Add the eggs and vanilla:
Add the eggs, one at a time, beating well after each addition. Stir in the vanilla extract.
Combine the wet and dry ingredients:
Gradually add the dry ingredients to the butter mixture, alternating with the milk. Start and end with the dry ingredients. Mix just until combined.

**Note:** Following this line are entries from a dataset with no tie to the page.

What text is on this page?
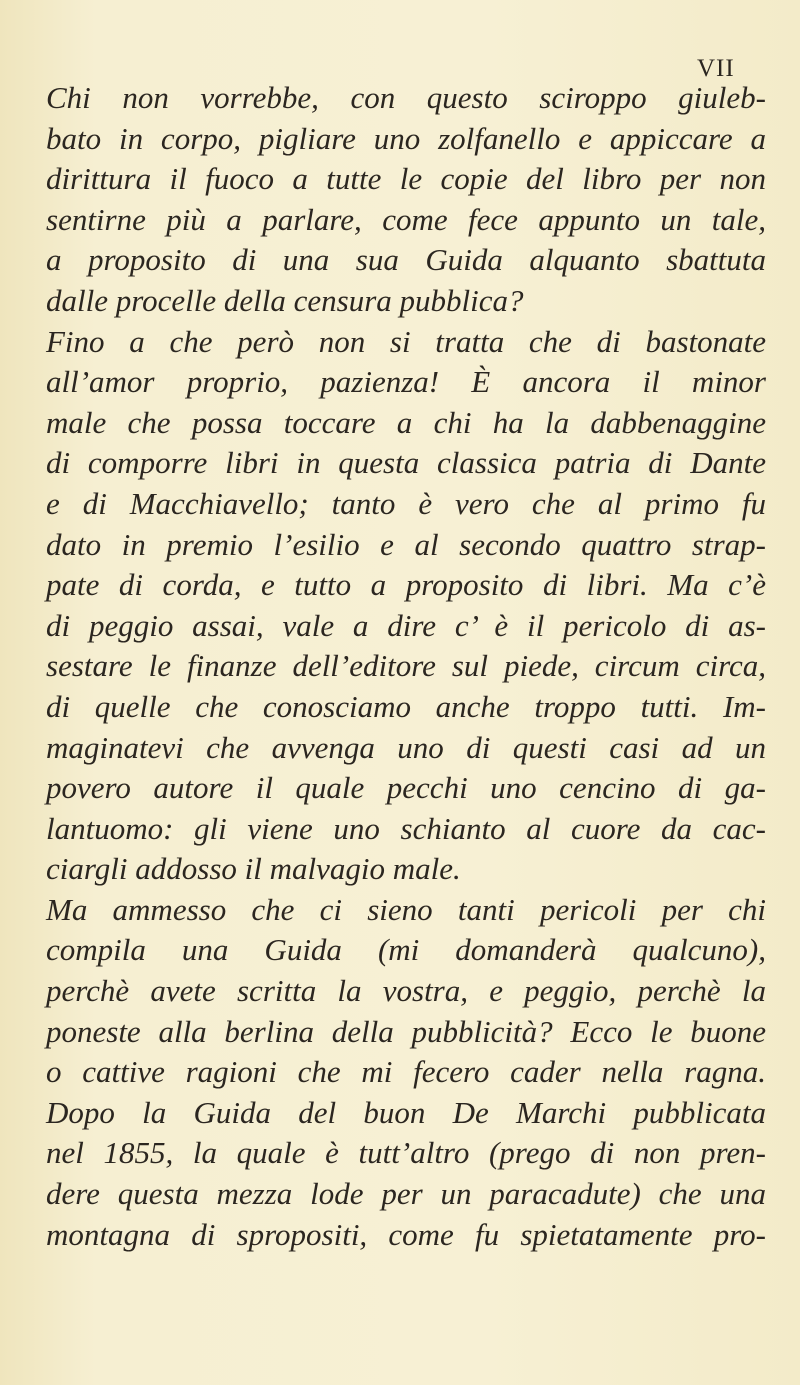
VII
Chi non vorrebbe, con questo sciroppo giuleb-
bato in corpo, pigliare uno zolfanello e appiccare a
dirittura il fuoco a tutte le copie del libro per non
sentirne più a parlare, come fece appunto un tale,
a proposito di una sua Guida alquanto sbattuta
dalle procelle della censura pubblica?
Fino a che però non si tratta che di bastonate
all’amor proprio, pazienza! È ancora il minor
male che possa toccare a chi ha la dabbenaggine
di comporre libri in questa classica patria di Dante
e di Macchiavello; tanto è vero che al primo fu
dato in premio l’esilio e al secondo quattro strap-
pate di corda, e tutto a proposito di libri. Ma c’è
di peggio assai, vale a dire c’ è il pericolo di as-
sestare le finanze dell’editore sul piede, circum circa,
di quelle che conosciamo anche troppo tutti. Im-
maginatevi che avvenga uno di questi casi ad un
povero autore il quale pecchi uno cencino di ga-
lantuomo: gli viene uno schianto al cuore da cac-
ciargli addosso il malvagio male.
Ma ammesso che ci sieno tanti pericoli per chi
compila una Guida (mi domanderà qualcuno),
perchè avete scritta la vostra, e peggio, perchè la
poneste alla berlina della pubblicità? Ecco le buone
o cattive ragioni che mi fecero cader nella ragna.
Dopo la Guida del buon De Marchi pubblicata
nel 1855, la quale è tutt’altro (prego di non pren-
dere questa mezza lode per un paracadute) che una
montagna di spropositi, come fu spietatamente pro-
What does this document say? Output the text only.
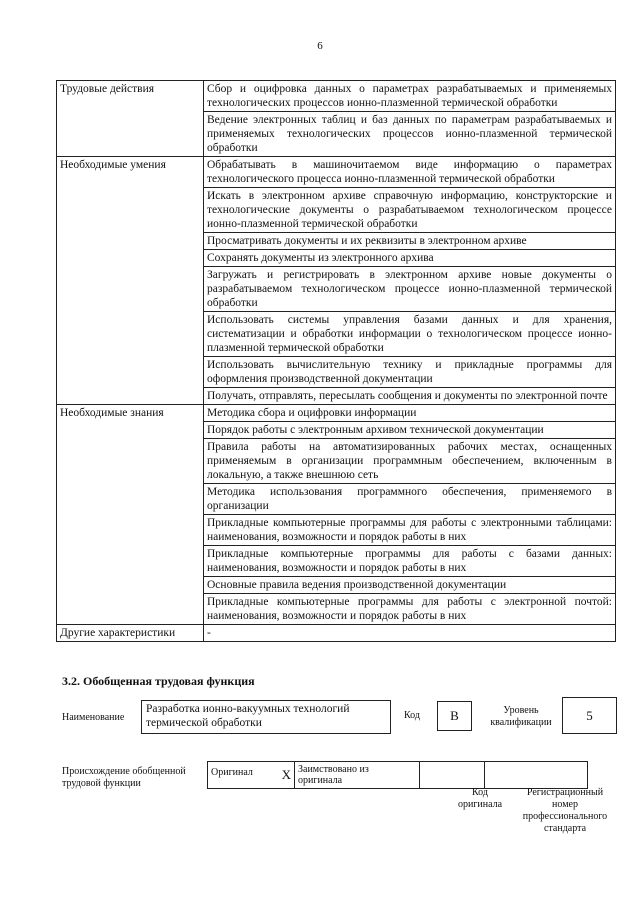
6
Трудовые действия	Сбор и оцифровка данных о параметрах разрабатываемых и применяемых технологических процессов ионно-плазменной термической обработки
	Ведение электронных таблиц и баз данных по параметрам разрабатываемых и применяемых технологических процессов ионно-плазменной термической обработки
Необходимые умения	Обрабатывать в машиночитаемом виде информацию о параметрах технологического процесса ионно-плазменной термической обработки
	Искать в электронном архиве справочную информацию, конструкторские и технологические документы о разрабатываемом технологическом процессе ионно-плазменной термической обработки
	Просматривать документы и их реквизиты в электронном архиве
	Сохранять документы из электронного архива
	Загружать и регистрировать в электронном архиве новые документы о разрабатываемом технологическом процессе ионно-плазменной термической обработки
	Использовать системы управления базами данных и для хранения, систематизации и обработки информации о технологическом процессе ионно-плазменной термической обработки
	Использовать вычислительную технику и прикладные программы для оформления производственной документации
	Получать, отправлять, пересылать сообщения и документы по электронной почте
Необходимые знания	Методика сбора и оцифровки информации
	Порядок работы с электронным архивом технической документации
	Правила работы на автоматизированных рабочих местах, оснащенных применяемым в организации программным обеспечением, включенным в локальную, а также внешнюю сеть
	Методика использования программного обеспечения, применяемого в организации
	Прикладные компьютерные программы для работы с электронными таблицами: наименования, возможности и порядок работы в них
	Прикладные компьютерные программы для работы с базами данных: наименования, возможности и порядок работы в них
	Основные правила ведения производственной документации
	Прикладные компьютерные программы для работы с электронной почтой: наименования, возможности и порядок работы в них
Другие характеристики	-
3.2. Обобщенная трудовая функция
Наименование
Разработка ионно-вакуумных технологий термической обработки
Код	B	Уровень
квалификации	5
Происхождение обобщенной
трудовой функции
Оригинал X	Заимствовано из
оригинала

Код
оригинала
Регистрационный
номер
профессионального
стандарта
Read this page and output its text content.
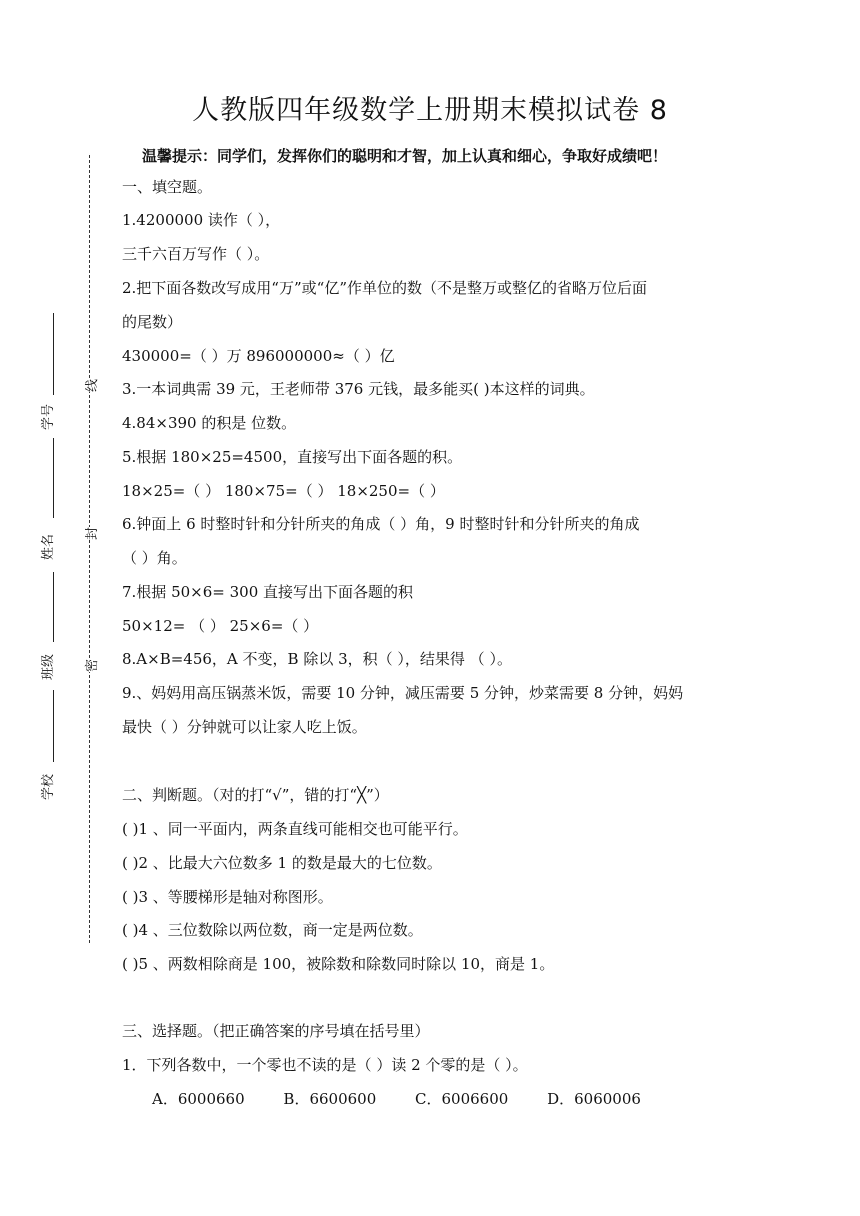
人教版四年级数学上册期末模拟试卷 8
温馨提示：同学们，发挥你们的聪明和才智，加上认真和细心，争取好成绩吧！
学号
姓名
班级
学校
线
封
密
一、填空题。
1.4200000 读作（ ），
三千六百万写作（ ）。
2.把下面各数改写成用“万”或“亿”作单位的数（不是整万或整亿的省略万位后面
的尾数）
430000=（ ）万 896000000≈（ ）亿
3.一本词典需 39 元，王老师带 376 元钱，最多能买( )本这样的词典。
4.84×390 的积是 位数。
5.根据 180×25=4500，直接写出下面各题的积。
18×25=（ ） 180×75=（ ） 18×250=（ ）
6.钟面上 6 时整时针和分针所夹的角成（ ）角，9 时整时针和分针所夹的角成
（ ）角。
7.根据 50×6= 300 直接写出下面各题的积
50×12= （ ） 25×6=（ ）
8.A×B=456，A 不变，B 除以 3，积（ ），结果得 （ ）。
9.、妈妈用高压锅蒸米饭，需要 10 分钟，减压需要 5 分钟，炒菜需要 8 分钟，妈妈
最快（ ）分钟就可以让家人吃上饭。
二、判断题。（对的打“√”，错的打“╳”）
( )1 、同一平面内，两条直线可能相交也可能平行。
( )2 、比最大六位数多 1 的数是最大的七位数。
( )3 、等腰梯形是轴对称图形。
( )4 、三位数除以两位数，商一定是两位数。
( )5 、两数相除商是 100，被除数和除数同时除以 10，商是 1。
三、选择题。（把正确答案的序号填在括号里）
1．下列各数中，一个零也不读的是（ ）读 2 个零的是（ ）。
A．6000660	B．6600600	C．6006600	D．6060006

Prepare the chocolate batter:
In a separate bowl, combine the cocoa powder and hot water to make a smooth chocolate paste. Add this paste to half of the batter and stir to combine. If you’re using chocolate chips, fold them into the chocolate batter.
Create the marble effect:
Drop alternating spoonfuls of the vanilla and chocolate batters into the prepared pan. Using a butter knife or a skewer, gently swirl the two batters together to create a marbled effect. Be careful not to over-mix; a few swirls are all you need for a beautiful marble pattern.
Bake the cake:
Place the pan in the preheated oven and bake for 30-35 minutes, or until a toothpick inserted into the center of the cake comes out clean. If the cake is browning too quickly, cover it loosely with aluminum foil.
Cool and serve:
Let the cake cool in the pan for 10 minutes, then transfer it to a wire rack to cool completely. Once cooled, slice and serve.